[Avodah] kesuvah

Micha Berger micha at aishdas.org
Fri Jul 20 02:50:42 PDT 2007


On Fri, Jul 20, 2007 at 08:40:12AM +0200, Arie Folger wrote:
:> This is the problem with the Leiberman clause. Which is not only
:> restricted to covering the case of divorce, but only to the case of
:> civil divorce with no get forthcoming -- a very rare resolution of the
:> contract.

: I don't see what my explanation has to do with Lieberman or with codicils.

I asked why having a minhag of not paying the kesuvah when giving a get
didn't make the document an asmachta.

Your answer, to the best I can tell, was that it wouldn't be an asmachta
because the issue only comes up if the marriage ends with a get. Your
words were:
> Because the ketubah isn't only about what the wife will get when she
> gets a get (puns intended), but both the support owed while married and
> the maintenance owed after her husband dies.

Well, the kesuvah isn't only about the case of a mesareiv get, and in
fact far more rarely ends in siruv than in get, and a codicil about this
possibility /is/ ruled as being able to turn the whole thing an asmachta.

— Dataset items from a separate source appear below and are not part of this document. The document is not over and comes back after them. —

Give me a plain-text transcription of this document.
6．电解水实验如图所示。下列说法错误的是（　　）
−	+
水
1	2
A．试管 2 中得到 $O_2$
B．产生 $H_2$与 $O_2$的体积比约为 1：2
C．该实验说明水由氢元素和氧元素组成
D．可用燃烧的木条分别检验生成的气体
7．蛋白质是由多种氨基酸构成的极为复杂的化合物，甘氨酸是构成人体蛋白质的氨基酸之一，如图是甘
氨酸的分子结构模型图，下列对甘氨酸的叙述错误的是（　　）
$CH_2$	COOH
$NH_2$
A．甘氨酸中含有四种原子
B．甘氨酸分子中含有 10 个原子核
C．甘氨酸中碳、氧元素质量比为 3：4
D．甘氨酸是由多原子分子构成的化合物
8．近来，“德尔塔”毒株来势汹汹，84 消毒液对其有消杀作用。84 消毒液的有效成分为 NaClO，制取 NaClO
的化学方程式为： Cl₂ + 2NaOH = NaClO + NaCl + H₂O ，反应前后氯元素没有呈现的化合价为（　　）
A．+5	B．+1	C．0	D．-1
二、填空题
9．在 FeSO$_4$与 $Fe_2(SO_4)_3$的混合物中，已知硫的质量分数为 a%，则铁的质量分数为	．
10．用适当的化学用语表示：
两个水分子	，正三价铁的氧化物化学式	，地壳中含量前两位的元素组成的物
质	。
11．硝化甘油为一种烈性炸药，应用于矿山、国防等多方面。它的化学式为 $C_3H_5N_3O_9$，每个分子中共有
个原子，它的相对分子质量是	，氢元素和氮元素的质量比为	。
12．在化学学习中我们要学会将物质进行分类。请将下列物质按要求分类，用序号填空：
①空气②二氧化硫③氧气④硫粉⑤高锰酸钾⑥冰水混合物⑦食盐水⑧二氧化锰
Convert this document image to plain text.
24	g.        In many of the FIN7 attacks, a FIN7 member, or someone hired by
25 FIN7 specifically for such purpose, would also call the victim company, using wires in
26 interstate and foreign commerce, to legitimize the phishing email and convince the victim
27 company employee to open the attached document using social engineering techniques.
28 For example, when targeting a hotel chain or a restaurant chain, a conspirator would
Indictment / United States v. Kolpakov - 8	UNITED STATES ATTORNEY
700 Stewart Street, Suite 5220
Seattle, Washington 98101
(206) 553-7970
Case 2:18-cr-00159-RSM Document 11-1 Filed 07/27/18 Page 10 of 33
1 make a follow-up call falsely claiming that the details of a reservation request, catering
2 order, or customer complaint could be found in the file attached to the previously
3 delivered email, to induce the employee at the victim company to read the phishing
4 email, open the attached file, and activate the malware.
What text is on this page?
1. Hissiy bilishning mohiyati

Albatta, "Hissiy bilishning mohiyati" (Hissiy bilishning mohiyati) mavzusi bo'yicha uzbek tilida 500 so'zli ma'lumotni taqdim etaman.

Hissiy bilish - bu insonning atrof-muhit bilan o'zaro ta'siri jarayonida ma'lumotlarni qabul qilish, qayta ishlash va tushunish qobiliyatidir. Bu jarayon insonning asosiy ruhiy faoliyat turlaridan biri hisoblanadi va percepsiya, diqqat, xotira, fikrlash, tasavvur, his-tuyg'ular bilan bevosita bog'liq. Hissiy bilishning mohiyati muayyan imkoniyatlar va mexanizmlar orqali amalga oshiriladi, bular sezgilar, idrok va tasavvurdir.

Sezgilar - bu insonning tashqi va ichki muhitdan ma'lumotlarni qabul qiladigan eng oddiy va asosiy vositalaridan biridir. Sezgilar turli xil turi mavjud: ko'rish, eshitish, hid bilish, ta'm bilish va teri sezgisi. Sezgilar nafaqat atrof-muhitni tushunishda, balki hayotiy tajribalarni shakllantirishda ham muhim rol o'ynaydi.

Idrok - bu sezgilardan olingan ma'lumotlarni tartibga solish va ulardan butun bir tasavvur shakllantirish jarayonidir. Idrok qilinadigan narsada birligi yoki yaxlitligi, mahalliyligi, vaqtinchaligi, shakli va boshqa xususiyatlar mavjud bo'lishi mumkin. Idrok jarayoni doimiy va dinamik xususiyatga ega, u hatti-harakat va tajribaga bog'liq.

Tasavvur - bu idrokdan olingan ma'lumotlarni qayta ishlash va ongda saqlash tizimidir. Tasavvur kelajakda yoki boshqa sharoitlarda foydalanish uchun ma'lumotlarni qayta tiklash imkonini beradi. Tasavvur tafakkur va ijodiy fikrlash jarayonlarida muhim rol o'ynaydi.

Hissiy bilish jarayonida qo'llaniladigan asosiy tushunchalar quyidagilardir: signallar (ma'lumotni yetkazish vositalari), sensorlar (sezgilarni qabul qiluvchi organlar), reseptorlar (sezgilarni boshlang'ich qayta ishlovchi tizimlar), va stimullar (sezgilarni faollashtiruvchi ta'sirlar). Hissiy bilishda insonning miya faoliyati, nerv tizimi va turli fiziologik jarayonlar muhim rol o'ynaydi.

So if a very rarely invoked clause could invalidate the contract, why
wouldn't a more frequently invoked one that gets routinely ignored do
the same thing?

I admit, the difference between honoring the get clause in the kesuvah
is about the same as ignoring it -- we're only ignoring it because she
is getting more money "on the side" anyway -- but I am confused about
a minhag to regularly ignore a contract (even by mutual agreement) vs
the definition of asmachta. If going in, the chasan knows it would be
ignored if they ever ended up giving a get, how is that phrase in the
kesuvah not enough of an asmachta to void the whole contract?

-mi

-- 
Micha Berger             Zion will be redeemed through justice,
micha at aishdas.org        and her returnees will come in righteousness.